About the author:
There are countless posts and forum discussions online about the issue of quality in the translation business. Nonetheless, because of the distinctive characteristics of this business, that is, the fact that it is largely dominated by freelancers who operate alone or in small groups globally, there aren't many official industry standards known by translators, customers and translation agencies.
In over ten years in the translation business, I’ve created a set of rules that I apply to my own work and require the translators who work with me at http://www.englishandportuguese.com to apply as well. I’ve summarized the most important ones into 5 tips. I hope these are helpful to translators who, like me, started on their own and weren’t aware of any best practices; and, more importantly, that they contribute to the high quality content on this blog. I highly recommend reading the posts “Quality or low price?" and “How to translate an idiom”.
Without further ado…
- Only accept work that you are capable of doing. This is the golden rule of a solid translation career. Here I don’t mean only translations within your areas of expertise; also make sure you take into account file formats, proofing tools available to you, the time frame for the job, etc. This is a common mistake, particularly among beginner translators, we are eager to work and fear that if we say no to a job we will starve – then we accept a job in advance statistical analysis or something complicated, due in two days, with the source file in pdf…I’ll tell you now, you may deliver a 'passable' translation, but it will involve sleepless nights, hard work, and if the client is not happy, it will cost your career more than a job. However, let me give you a piece of advice, it takes long to build a network of clients, but if you stick to quality principles, they all come back. Very rarely have I had a client who did not need more translations, so repeated business is a big part of your translation career, and the only way you can guarantee that is by only taking on work that you are capable of doing.
- Read what you write. I know it sounds obvious, but our minds play tricks on us. I’ll give you a recent example, I was translating a financial PowerPoint presentation about software implementation from Portuguese into English, and I kept translating the word “fila,” which means “queue” as “cue” –which sounds exactly the same, but means something completely different. A mistake like this, will not appear when I run the spell check (see item 3), or any other proofing tool, because they are both words in English, so it takes a human eye to spot it. In my example, I thought "queue" and wrote "cue," and we make these types of mistakes all the time without realizing. Even the most experienced translators, we think we’ve typed words when we haven’t (particularly connectives, such as “and” or “the”), we misspell, and the quicker you do a job, the longer you may need to spend proofreading it. If you think this is too much work for the rate you are being paid, tell your client, or refuse the job. If you accept a job, you should do your best.

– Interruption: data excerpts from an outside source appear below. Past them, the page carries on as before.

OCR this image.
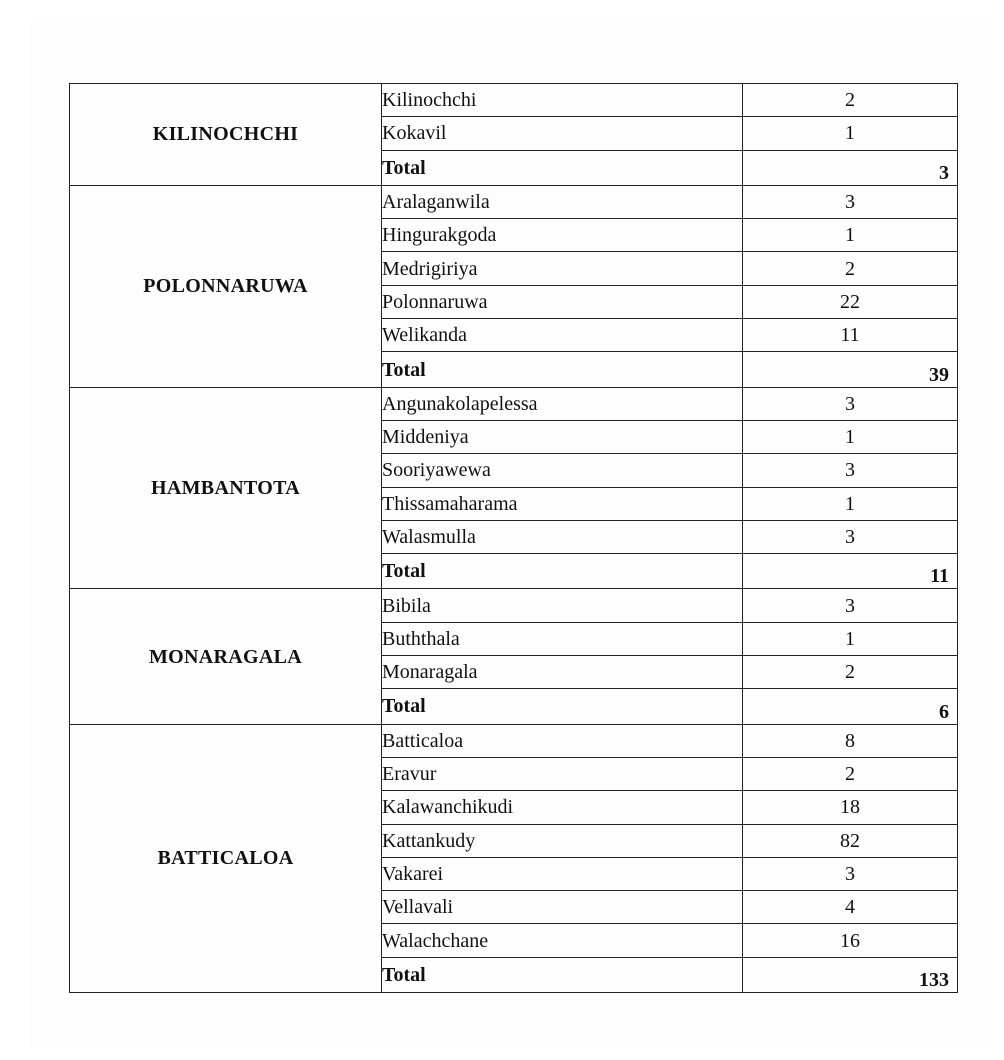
KILINOCHCHI	Kilinochchi	2
	Kokavil	1
	Total	3
POLONNARUWA	Aralaganwila	3
	Hingurakgoda	1
	Medrigiriya	2
	Polonnaruwa	22
	Welikanda	11
	Total	39
HAMBANTOTA	Angunakolapelessa	3
	Middeniya	1
	Sooriyawewa	3
	Thissamaharama	1
	Walasmulla	3
	Total	11
MONARAGALA	Bibila	3
	Buththala	1
	Monaragala	2
	Total	6
BATTICALOA	Batticaloa	8
	Eravur	2
	Kalawanchikudi	18
	Kattankudy	82
	Vakarei	3
	Vellavali	4
	Walachchane	16
	Total	133
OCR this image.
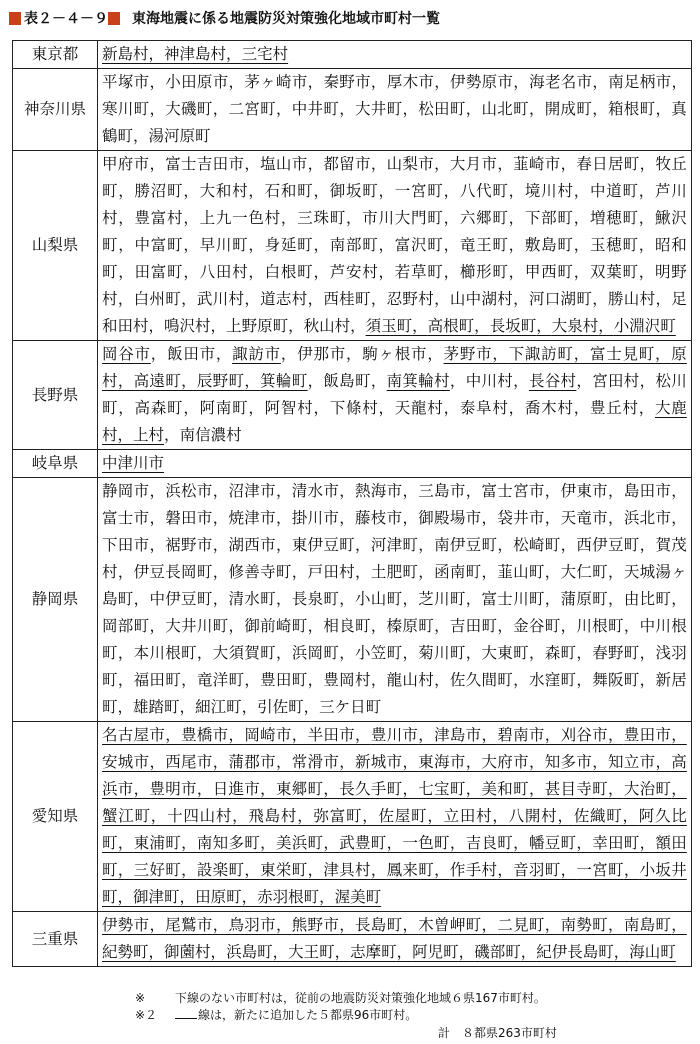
表２－４－９ 東海地震に係る地震防災対策強化地域市町村一覧
東京都	新島村，神津島村，三宅村
神奈川県	平塚市，小田原市，茅ヶ崎市，秦野市，厚木市，伊勢原市，海老名市，南足柄市，寒川町，大磯町，二宮町，中井町，大井町，松田町，山北町，開成町，箱根町，真鶴町，湯河原町
山梨県	甲府市，富士吉田市，塩山市，都留市，山梨市，大月市，韮崎市，春日居町，牧丘町，勝沼町，大和村，石和町，御坂町，一宮町，八代町，境川村，中道町，芦川村，豊富村，上九一色村，三珠町，市川大門町，六郷町，下部町，増穂町，鰍沢町，中富町，早川町，身延町，南部町，富沢町，竜王町，敷島町，玉穂町，昭和町，田富町，八田村，白根町，芦安村，若草町，櫛形町，甲西町，双葉町，明野村，白州町，武川村，道志村，西桂町，忍野村，山中湖村，河口湖町，勝山村，足和田村，鳴沢村，上野原町，秋山村，須玉町，高根町，長坂町，大泉村，小淵沢町
長野県	岡谷市，飯田市，諏訪市，伊那市，駒ヶ根市，茅野市，下諏訪町，富士見町，原村，高遠町，辰野町，箕輪町，飯島町，南箕輪村，中川村，長谷村，宮田村，松川町，高森町，阿南町，阿智村，下條村，天龍村，泰阜村，喬木村，豊丘村，大鹿村，上村，南信濃村
岐阜県	中津川市
静岡県	静岡市，浜松市，沼津市，清水市，熱海市，三島市，富士宮市，伊東市，島田市，富士市，磐田市，焼津市，掛川市，藤枝市，御殿場市，袋井市，天竜市，浜北市，下田市，裾野市，湖西市，東伊豆町，河津町，南伊豆町，松崎町，西伊豆町，賀茂村，伊豆長岡町，修善寺町，戸田村，土肥町，函南町，韮山町，大仁町，天城湯ヶ島町，中伊豆町，清水町，長泉町，小山町，芝川町，富士川町，蒲原町，由比町，岡部町，大井川町，御前崎町，相良町，榛原町，吉田町，金谷町，川根町，中川根町，本川根町，大須賀町，浜岡町，小笠町，菊川町，大東町，森町，春野町，浅羽町，福田町，竜洋町，豊田町，豊岡村，龍山村，佐久間町，水窪町，舞阪町，新居町，雄踏町，細江町，引佐町，三ケ日町
愛知県	名古屋市，豊橋市，岡崎市，半田市，豊川市，津島市，碧南市，刈谷市，豊田市，安城市，西尾市，蒲郡市，常滑市，新城市，東海市，大府市，知多市，知立市，高浜市，豊明市，日進市，東郷町，長久手町，七宝町，美和町，甚目寺町，大治町，蟹江町，十四山村，飛島村，弥富町，佐屋町，立田村，八開村，佐織町，阿久比町，東浦町，南知多町，美浜町，武豊町，一色町，吉良町，幡豆町，幸田町，額田町，三好町，設楽町，東栄町，津具村，鳳来町，作手村，音羽町，一宮町，小坂井町，御津町，田原町，赤羽根町，渥美町
三重県	伊勢市，尾鷲市，鳥羽市，熊野市，長島町，木曽岬町，二見町，南勢町，南島町，紀勢町，御薗村，浜島町，大王町，志摩町，阿児町，磯部町，紀伊長島町，海山町
※ 下線のない市町村は，従前の地震防災対策強化地域６県167市町村。
※２	線は，新たに追加した５都県96市町村。
計　８都県263市町村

- Run the spell check. I know, another seemingly obvious tip, but you'd be surprised how many spelling errors are found in translations. And here there’s another tip, always select the whole file and set the language first. If you fail to do so, the spell check may not run through the whole text.
- Ensure you’ve translated EVERYTHING that you are supposed to. Firstly, discuss with your clients if they expect you to translate images, headers, footers, etc. This is very important, not only for quoting, but also for quality. If a client asks you to do a project by a certain date, he/she probably won’t be thrilled with your performance if on the agreed date you send them the file with a note to say you haven’t translated the images, for example, because you were unsure whether you were supposed to. This is the first aspect of this item, but there is also the fact that many translators actually skip entire sentences or paragraphs without realizing. Using CAT tools and proofing tools – e.g. TRADOS and XBench, respectively - help you minimize the risk of that, but sometimes a good night sleep and a read through your finished document comparing it to the source may do the trick.
- Finally, research! I can't stress this enough, the fact that there is a direct translation to a specific word in your language pair, does not mean that the terms are used in the same way in both cultures. Even names, such as names of companies and people, should not be translated without research. Let's say, for argument sake, that you are translating a text to be added to a company’s website, and the term for one of the products on offer could be translated in two different ways in your language and still make sense. If the previous translator has used “option 1” and you choose "option 2" your translation may be good, but it won't be effective for your client, because they'll have an inconsistent website. Even worse if you translate the name of a company literally, when they actually have a localized name in your language. So, do your job and research –this is the main difference between human and machine translations, we can actually think and make judgments based on more subjective criteria.